Sin embargo, el verdadero reto político al que se enfrentan los dirigentes europeos es convencer a la gente de que todavía es posible que los asuntos que se abordan -o deberían abordarse- en el ámbito europeo estén sometidos al control democrático necesario. Desde un punto de vista racional, los votantes quizá aceptan los argumentos para compartir la soberanía, pero no quieren que 'una unión cada vez más estrecha' signifique 'unas naciones-Estado en constante disminución'. El intento de proyectar amor y lealtad en un lienzo muy grande olvida que, la mayor parte del tiempo, nuestra vida la rigen lealtades más próximas a nosotros.
Para llevar a cabo la tarea fundamental del orden liberal, explicada por Tocqueville, debemos conseguir que tanto hombres como mujeres acepten el deber de gobernarse a sí mismos.
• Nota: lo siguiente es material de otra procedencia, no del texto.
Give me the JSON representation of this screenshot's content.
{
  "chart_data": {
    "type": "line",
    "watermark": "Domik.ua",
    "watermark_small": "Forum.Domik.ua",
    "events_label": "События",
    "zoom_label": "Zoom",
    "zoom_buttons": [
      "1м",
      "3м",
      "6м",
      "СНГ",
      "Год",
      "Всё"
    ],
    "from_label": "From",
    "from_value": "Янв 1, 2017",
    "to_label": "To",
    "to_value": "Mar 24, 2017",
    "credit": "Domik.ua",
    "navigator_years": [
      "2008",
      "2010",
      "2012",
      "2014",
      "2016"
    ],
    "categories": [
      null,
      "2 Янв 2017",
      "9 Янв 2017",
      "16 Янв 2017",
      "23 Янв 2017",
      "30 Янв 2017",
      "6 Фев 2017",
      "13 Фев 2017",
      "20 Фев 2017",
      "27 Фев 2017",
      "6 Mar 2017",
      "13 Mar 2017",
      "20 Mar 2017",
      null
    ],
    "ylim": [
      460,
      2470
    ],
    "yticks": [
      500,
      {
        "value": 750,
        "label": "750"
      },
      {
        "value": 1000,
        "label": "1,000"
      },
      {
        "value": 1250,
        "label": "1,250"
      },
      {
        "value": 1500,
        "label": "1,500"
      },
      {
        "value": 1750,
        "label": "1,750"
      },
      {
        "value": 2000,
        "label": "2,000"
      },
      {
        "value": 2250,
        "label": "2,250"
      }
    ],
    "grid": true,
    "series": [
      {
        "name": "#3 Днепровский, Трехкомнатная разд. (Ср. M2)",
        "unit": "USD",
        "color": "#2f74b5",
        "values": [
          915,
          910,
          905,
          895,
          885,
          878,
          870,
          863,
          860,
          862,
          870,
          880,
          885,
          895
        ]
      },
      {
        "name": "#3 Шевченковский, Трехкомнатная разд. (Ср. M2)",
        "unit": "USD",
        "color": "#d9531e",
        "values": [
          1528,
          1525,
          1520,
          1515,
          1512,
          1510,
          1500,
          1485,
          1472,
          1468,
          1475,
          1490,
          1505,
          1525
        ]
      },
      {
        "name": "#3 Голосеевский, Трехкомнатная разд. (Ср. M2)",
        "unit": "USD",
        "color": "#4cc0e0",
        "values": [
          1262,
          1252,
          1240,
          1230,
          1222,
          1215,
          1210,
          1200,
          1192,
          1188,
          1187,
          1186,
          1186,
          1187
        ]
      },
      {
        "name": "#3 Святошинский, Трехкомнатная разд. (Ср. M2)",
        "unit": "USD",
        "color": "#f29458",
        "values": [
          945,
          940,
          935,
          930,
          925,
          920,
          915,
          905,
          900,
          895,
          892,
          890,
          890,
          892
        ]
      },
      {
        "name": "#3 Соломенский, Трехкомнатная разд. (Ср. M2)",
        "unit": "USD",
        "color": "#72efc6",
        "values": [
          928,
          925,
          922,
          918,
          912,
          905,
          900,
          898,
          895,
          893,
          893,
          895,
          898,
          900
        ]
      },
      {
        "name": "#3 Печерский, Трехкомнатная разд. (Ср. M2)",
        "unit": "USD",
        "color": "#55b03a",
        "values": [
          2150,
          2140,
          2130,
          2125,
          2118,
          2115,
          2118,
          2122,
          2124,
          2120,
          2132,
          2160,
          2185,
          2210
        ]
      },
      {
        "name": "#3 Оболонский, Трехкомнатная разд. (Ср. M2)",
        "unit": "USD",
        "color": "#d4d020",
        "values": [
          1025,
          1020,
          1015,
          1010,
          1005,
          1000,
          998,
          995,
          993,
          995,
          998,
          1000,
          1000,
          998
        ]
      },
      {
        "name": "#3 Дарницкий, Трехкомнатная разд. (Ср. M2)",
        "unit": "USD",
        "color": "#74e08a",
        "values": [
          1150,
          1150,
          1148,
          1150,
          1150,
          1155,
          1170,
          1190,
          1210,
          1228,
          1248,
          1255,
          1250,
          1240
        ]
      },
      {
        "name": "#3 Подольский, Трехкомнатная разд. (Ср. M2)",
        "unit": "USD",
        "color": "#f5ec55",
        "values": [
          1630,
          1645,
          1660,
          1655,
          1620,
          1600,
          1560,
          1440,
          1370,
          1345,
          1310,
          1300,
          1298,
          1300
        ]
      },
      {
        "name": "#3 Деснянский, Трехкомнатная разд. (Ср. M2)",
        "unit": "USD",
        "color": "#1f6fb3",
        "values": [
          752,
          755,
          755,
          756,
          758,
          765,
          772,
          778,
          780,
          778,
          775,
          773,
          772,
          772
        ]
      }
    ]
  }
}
Y eso necesita una política conocida y razonable, no una burocracia distante y aséptica.
En tercer lugar, tenemos que hacer frente a la acusación de que la globalización amenaza nuestros valores y nuestra seguridad.
Es absurdo estar contra la globalización. Es como estar contra el tiempo. Pero la globalización no tiene por qué desembocar en injusticia social.
Los mercados mundiales deben ser más justos para los países pobres. Es irónico que algunos de los proteccionistas más fervientes de Europa, por ejemplo en la agricultura, reciban elogios por ser amigos del mundo en vías de desarrollo y sus defensores de las ONG, sencillamente porque critican la globalización. Mientras que, a menudo, los inmigrantes pobres de nuestras comunidades viven en Europa porque en sus países de origen tenían negado el acceso a los mercados desarrollados.
La globalización no significa una aceptación incondicional del modelo económico y social de Estados Unidos. Éste es un país que tiene mucho de admirable, y su forma de trabajar produce seguramente mayores índices de crecimiento. Pero en Europa hemos aprendido a dar más importancia a la responsabilidad comunitaria; lo que, a veces, llamamos solidaridad. Pagamos un precio por ella, pero nos sienta bien. El resultado es una sociedad más amable, aunque quizá menos vibrante.
No digo que un modelo sea mejor que el otro, sólo diferente. Tal vez, si lo reconociéramos así en Europa -sin rendirnos ante los proteccionistas económicos y culturales-, seríamos capaces de abordar nuestros retos sociales con más coherencia y cultivar una relación más próspera y digna con Estados Unidos.
Confío en que no hagamos 'como si no hubiera pasado nada' después de las elecciones en Francia. Toda Europa necesita reflexionar sobre cómo lograr que la lucha de ideas sustituya al marketing político y cómo conectar mejor con las verdaderas preocupaciones de la gente.
Chris Patten es comisario europeo de Relaciones Exteriores.